I whipped up this recipe to celebrate our big five months. We have a new love for risotto. Love it's creamy texture, due to the high starch content in the Italian Arborio rice. I added plenty of veggies to make this a meal in itself. You can substitute any veggies, I often use asparagus, and proscuitto on top is also really tasty. I always play around with what I add, but the basic format is always the same.
Anniversary Risotto
3 cups reduced sodium chicken or vegetable broth
1 cup broccoli florets, cut small,
or 12 spears of asparagus cut into 1-inch pieces
1 cup red bell pepper, diced
3/4 cup mushrooms, thinly sliced
1 onion
1/2 toasted pine nuts
3/4 cup Arborio rice
3/4 cup champagne or dry white wine
1/4 cup freshly grated Parmesan
1/4 teaspoon salt
1/2 teaspoon freshly ground black pepper
1 Tbs. butter
Extra virgin olive oil
In a medium saucepan, bring stock to a boil, then reduce heat to a simmer. Blanch the broccoli or asparagus in the broth for about 2 minutes.

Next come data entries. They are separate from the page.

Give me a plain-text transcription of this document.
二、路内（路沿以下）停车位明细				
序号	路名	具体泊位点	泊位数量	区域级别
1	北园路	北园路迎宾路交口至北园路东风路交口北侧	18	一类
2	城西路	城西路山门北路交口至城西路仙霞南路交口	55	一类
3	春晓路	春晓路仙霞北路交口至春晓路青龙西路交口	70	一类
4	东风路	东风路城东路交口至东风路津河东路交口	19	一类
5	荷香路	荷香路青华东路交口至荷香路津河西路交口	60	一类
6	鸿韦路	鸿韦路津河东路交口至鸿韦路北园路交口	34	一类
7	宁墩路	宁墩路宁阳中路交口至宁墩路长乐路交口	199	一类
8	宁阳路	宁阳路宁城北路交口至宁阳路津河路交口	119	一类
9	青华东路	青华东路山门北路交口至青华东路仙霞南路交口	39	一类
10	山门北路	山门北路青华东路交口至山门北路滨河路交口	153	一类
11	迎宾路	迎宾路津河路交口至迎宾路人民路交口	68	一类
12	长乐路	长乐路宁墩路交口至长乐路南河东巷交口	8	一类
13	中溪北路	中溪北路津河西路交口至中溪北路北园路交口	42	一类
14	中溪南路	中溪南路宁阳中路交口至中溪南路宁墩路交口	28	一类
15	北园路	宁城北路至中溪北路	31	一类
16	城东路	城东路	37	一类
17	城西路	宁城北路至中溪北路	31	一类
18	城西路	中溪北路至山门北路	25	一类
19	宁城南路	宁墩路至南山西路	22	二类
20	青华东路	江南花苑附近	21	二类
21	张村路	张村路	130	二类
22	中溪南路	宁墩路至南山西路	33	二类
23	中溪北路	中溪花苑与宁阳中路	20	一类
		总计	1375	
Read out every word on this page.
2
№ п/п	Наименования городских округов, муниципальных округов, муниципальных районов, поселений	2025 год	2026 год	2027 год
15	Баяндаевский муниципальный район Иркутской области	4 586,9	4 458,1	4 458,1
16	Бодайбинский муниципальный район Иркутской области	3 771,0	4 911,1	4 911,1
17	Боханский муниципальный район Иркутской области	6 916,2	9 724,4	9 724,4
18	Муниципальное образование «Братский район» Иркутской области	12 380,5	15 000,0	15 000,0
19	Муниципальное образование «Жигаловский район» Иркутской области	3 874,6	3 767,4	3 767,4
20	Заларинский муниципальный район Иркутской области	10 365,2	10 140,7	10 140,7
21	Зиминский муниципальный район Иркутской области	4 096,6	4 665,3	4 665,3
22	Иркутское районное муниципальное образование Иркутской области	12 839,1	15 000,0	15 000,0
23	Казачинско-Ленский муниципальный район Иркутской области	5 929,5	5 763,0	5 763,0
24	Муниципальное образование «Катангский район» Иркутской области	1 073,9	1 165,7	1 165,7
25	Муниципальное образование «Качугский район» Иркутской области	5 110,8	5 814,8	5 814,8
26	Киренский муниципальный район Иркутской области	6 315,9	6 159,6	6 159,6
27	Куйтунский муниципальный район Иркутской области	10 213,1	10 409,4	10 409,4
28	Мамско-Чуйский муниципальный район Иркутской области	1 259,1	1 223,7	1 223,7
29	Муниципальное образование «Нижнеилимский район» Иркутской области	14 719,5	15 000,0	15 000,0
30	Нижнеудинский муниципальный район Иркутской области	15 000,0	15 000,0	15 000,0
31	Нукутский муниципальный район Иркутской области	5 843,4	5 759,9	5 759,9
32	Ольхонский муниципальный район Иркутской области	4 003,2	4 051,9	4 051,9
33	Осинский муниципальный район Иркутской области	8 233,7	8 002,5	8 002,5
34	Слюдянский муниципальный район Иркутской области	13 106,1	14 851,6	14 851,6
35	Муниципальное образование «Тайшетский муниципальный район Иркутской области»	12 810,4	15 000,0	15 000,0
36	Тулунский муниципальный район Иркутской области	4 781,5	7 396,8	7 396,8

Remove vegetable and set aside, keeping broth at a low simmer. In another medium saucepan, melt the butter and add the onion and red pepper and cook a minute or so. Then add the mushrooms and cook until tender, about 3 minutes. Add the rice and stir to coat in the butter. Toast the rice, stirring constantly, for about 3 more minutes. Add the champagne or wine and simmer, stirring, until most of the liquid has evaporated. Add 1/2 cup of the simmering broth, and stir until liquid is almost completely absorbed, around 2 minutes. Continue cooking the rice with this method- adding broth 1/2 cup at a time and cook and stir til it is almost completely absorbed before adding the next 1/2 cup. This should result in a creamy texture and the rice should be tender to the bite, around 20 minutes total. Remove from the heat and add the broccoli, asparagus, or whatever vegetable you have prepared. Stir in Parmesan, salt, and pepper. Garnish with a crostini, the toasted pine nuts, and a few shavings of fresh Parmesan or Pecorino Romano.
* If you agree with me and wonder why the crostini looks bizarre in this photo... We are very into this Balsamic Garlic Olive Oil combo.